Toujours sur l’offensive et decidé à «ne pas se laisser abbatre» par les accusations qui pleuvent, sa deuxième arrestation, son incarcération, l’ex PM a declaré qu’il s’attendait « en ce moment que tous les membres du PTr soient solidaires.» Ce en regrettant l’absence d’Arvin Bolell.

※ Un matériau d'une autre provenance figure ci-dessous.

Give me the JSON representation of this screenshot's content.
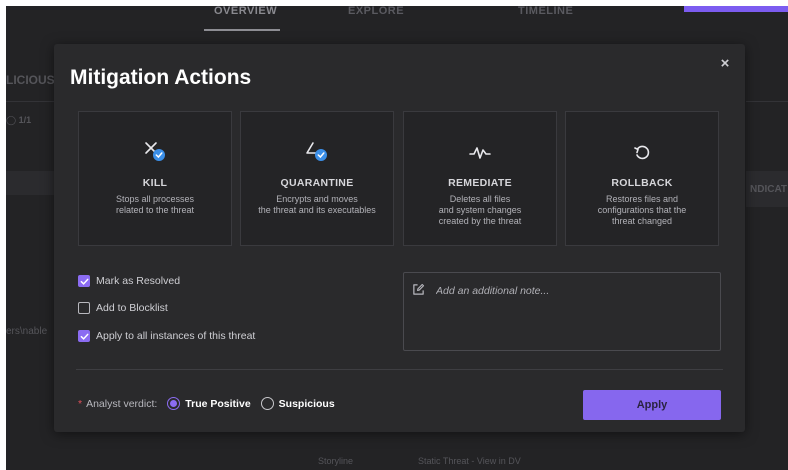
{
  "nav": {
    "tabs": [
      "OVERVIEW",
      "EXPLORE",
      "TIMELINE"
    ]
  },
  "background": {
    "malicious_label": "LICIOUS",
    "count_label": "1/1",
    "indicators_label": "NDICAT",
    "path_fragment": "ers\\nable",
    "storyline_label": "Storyline",
    "static_threat": "Static Threat - View in DV"
  },
  "modal": {
    "title": "Mitigation Actions",
    "close_symbol": "×",
    "actions": [
      {
        "title": "KILL",
        "desc_lines": [
          "Stops all processes",
          "related to the threat"
        ]
      },
      {
        "title": "QUARANTINE",
        "desc_lines": [
          "Encrypts and moves",
          "the threat and its executables"
        ]
      },
      {
        "title": "REMEDIATE",
        "desc_lines": [
          "Deletes all files",
          "and system changes",
          "created by the threat"
        ]
      },
      {
        "title": "ROLLBACK",
        "desc_lines": [
          "Restores files and",
          "configurations that the",
          "threat changed"
        ]
      }
    ],
    "options": [
      {
        "label": "Mark as Resolved",
        "checked": true
      },
      {
        "label": "Add to Blocklist",
        "checked": false
      },
      {
        "label": "Apply to all instances of this threat",
        "checked": true
      }
    ],
    "note": {
      "placeholder": "Add an additional note...",
      "value": ""
    },
    "verdict": {
      "required_mark": "*",
      "label": "Analyst verdict:",
      "options": [
        {
          "label": "True Positive",
          "selected": true
        },
        {
          "label": "Suspicious",
          "selected": false
        }
      ]
    },
    "apply_label": "Apply"
  },
  "colors": {
    "accent": "#8b6cf2",
    "badge_blue": "#3b8fe8",
    "modal_bg": "#2a2a2c"
  },
  "icons": {
    "kill": "x-with-check-badge-icon",
    "quarantine": "triangle-with-check-badge-icon",
    "remediate": "pulse-icon",
    "rollback": "rotate-ccw-icon",
    "note": "edit-note-icon"
  }
}
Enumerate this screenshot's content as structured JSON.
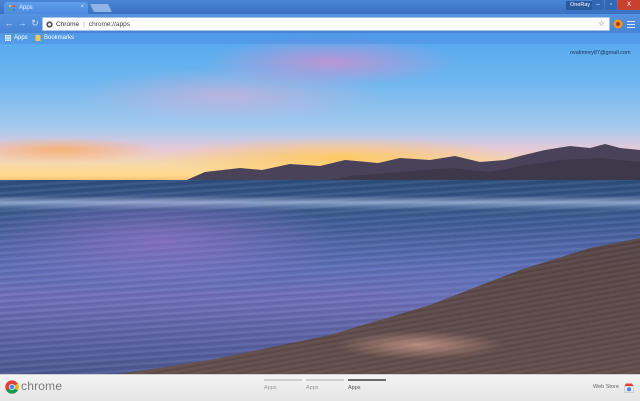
{
  "tab": {
    "title": "Apps",
    "close": "×"
  },
  "window": {
    "profile_label": "OneRay",
    "minimize": "–",
    "maximize": "▫",
    "close": "X"
  },
  "toolbar": {
    "back": "←",
    "forward": "→",
    "reload": "↻",
    "site_chip": "Chrome",
    "url": "chrome://apps",
    "star": "☆"
  },
  "bookmarks_bar": {
    "items": [
      {
        "label": "Apps",
        "icon": "apps-grid-icon"
      },
      {
        "label": "Bookmarks",
        "icon": "folder-icon"
      }
    ]
  },
  "account": {
    "email": "ovatimrey87@gmail.com"
  },
  "bottom_bar": {
    "brand": "chrome",
    "pages": [
      {
        "label": "Apps",
        "active": false
      },
      {
        "label": "Apps",
        "active": false
      },
      {
        "label": "Apps",
        "active": true
      }
    ],
    "webstore_label": "Web Store"
  },
  "colors": {
    "tabstrip": "#3a70c0",
    "toolbar": "#4784d6",
    "close_button": "#c8412f",
    "bottom_bar": "#ececec"
  }
}
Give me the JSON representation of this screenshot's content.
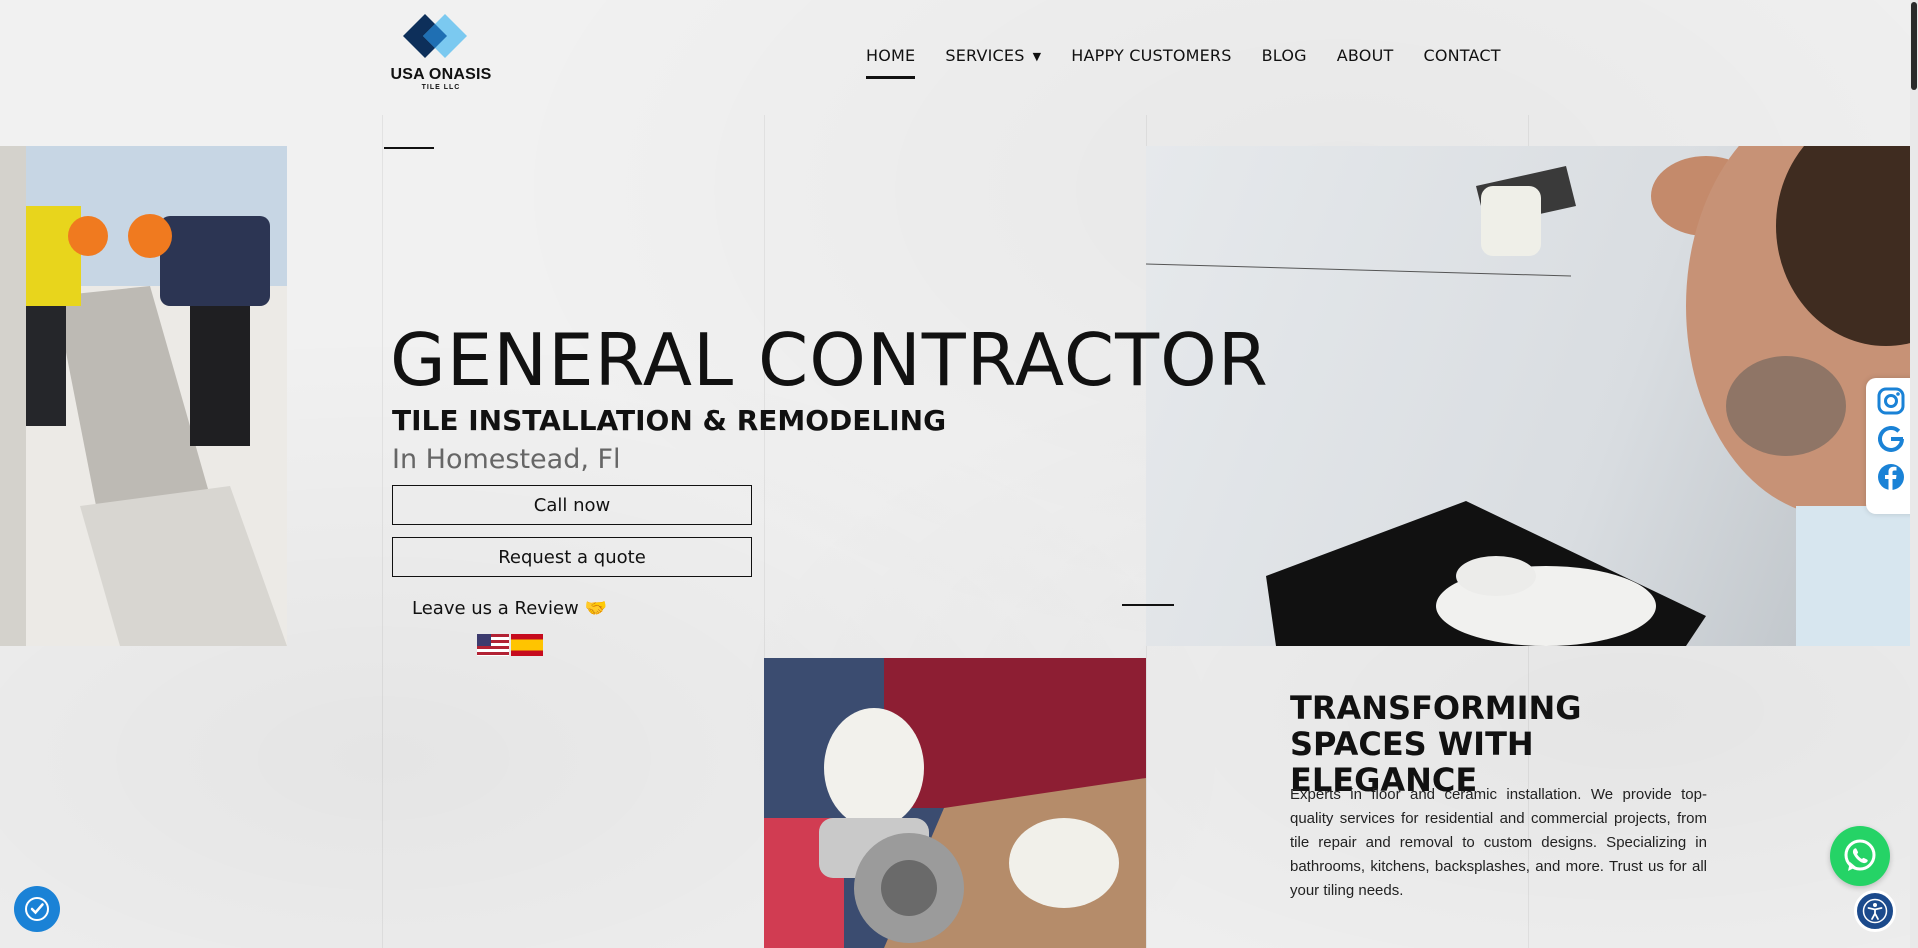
{
  "logo": {
    "name": "USA ONASIS",
    "sub": "TILE LLC"
  },
  "nav": {
    "items": [
      {
        "label": "HOME",
        "active": true
      },
      {
        "label": "SERVICES",
        "dropdown": true
      },
      {
        "label": "HAPPY CUSTOMERS"
      },
      {
        "label": "BLOG"
      },
      {
        "label": "ABOUT"
      },
      {
        "label": "CONTACT"
      }
    ]
  },
  "hero": {
    "title": "GENERAL CONTRACTOR",
    "subtitle": "TILE INSTALLATION & REMODELING",
    "location": "In Homestead, Fl",
    "call_label": "Call now",
    "quote_label": "Request a quote",
    "review_label": "Leave us a Review 🤝"
  },
  "section": {
    "title": "TRANSFORMING SPACES WITH ELEGANCE",
    "text": "Experts in floor and ceramic installation. We provide top-quality services for residential and commercial projects, from tile repair and removal to custom designs. Specializing in bathrooms, kitchens, backsplashes, and more. Trust us for all your tiling needs."
  },
  "icons": {
    "social": [
      "instagram-icon",
      "google-icon",
      "facebook-icon"
    ],
    "floating": [
      "whatsapp-icon",
      "accessibility-icon",
      "cookie-consent-icon"
    ]
  },
  "colors": {
    "accent": "#111111",
    "social_blue": "#1a82d6",
    "whatsapp": "#25d366"
  }
}
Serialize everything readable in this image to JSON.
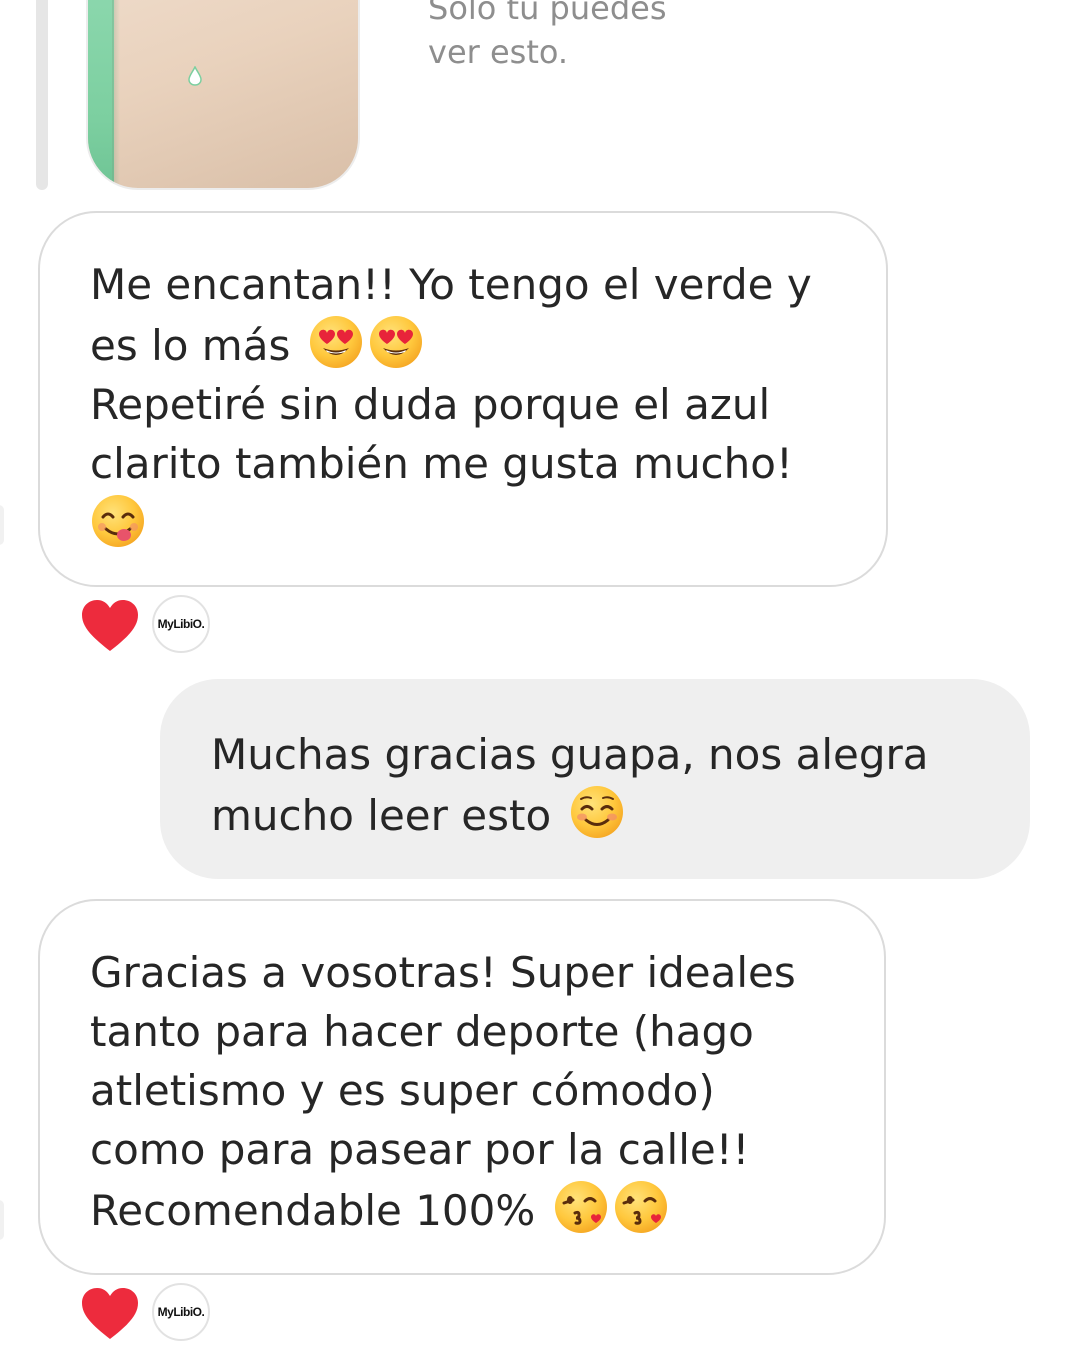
{
  "story_reply": {
    "note": "Solo tú puedes\nver esto."
  },
  "messages": [
    {
      "direction": "incoming",
      "lines": [
        "Me encantan!! Yo tengo el verde y",
        "es lo más",
        "Repetiré sin duda porque el azul",
        "clarito también me gusta mucho!",
        ""
      ],
      "reaction": "heart",
      "reactor_label": "MyLibiO."
    },
    {
      "direction": "outgoing",
      "lines": [
        "Muchas gracias guapa, nos alegra",
        "mucho leer esto"
      ]
    },
    {
      "direction": "incoming",
      "lines": [
        "Gracias a vosotras! Super ideales",
        "tanto para hacer deporte (hago",
        "atletismo y es super cómodo)",
        "como para pasear por la calle!!",
        "Recomendable 100%"
      ],
      "reaction": "heart",
      "reactor_label": "MyLibiO."
    }
  ],
  "icons": {
    "heart_eyes": "smiling-face-with-heart-eyes-emoji",
    "yum": "face-savoring-food-emoji",
    "blush": "smiling-face-with-smiling-eyes-emoji",
    "kiss": "face-blowing-a-kiss-emoji",
    "reaction": "red-heart-icon"
  },
  "colors": {
    "heart": "#ed2b3d",
    "incoming_border": "#dbdbdb",
    "outgoing_bg": "#efefef",
    "muted_text": "#8e8e8e"
  }
}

Il avait d’abord pointé du doigt le gouvernement qui veut l’éliminer à tout prix de la scène politique pour favoriser le clan Jugnauth. «C’est Roshi Bhadain qui décide de tout», insiste Navin Ramgoolam. Il affirme qu’il défendra sa réputation jusqu’au bout et qu’il fait confiance à la Justice. «Je fais confiance à la justice. C’est le seul rempart contre la répression et la dictature ».  Il condamne les excès de la police qui, dit-il, agit de façon «arbitraire» et raconte qu’il est déjà convoqué par la CCID demain matin à l’heure même où il doit être en cour pour s’acquitter de ses cautions.
Il a reconnu l’existence d’un compte au nom du Ptr mais affirme que les sommes mentionnéess ne correspondent pas à la vérité
A noter qu’une poignée de partisans était venu soutenir Navin Ramgoolam aux abords de la cour et au siège du Ptr.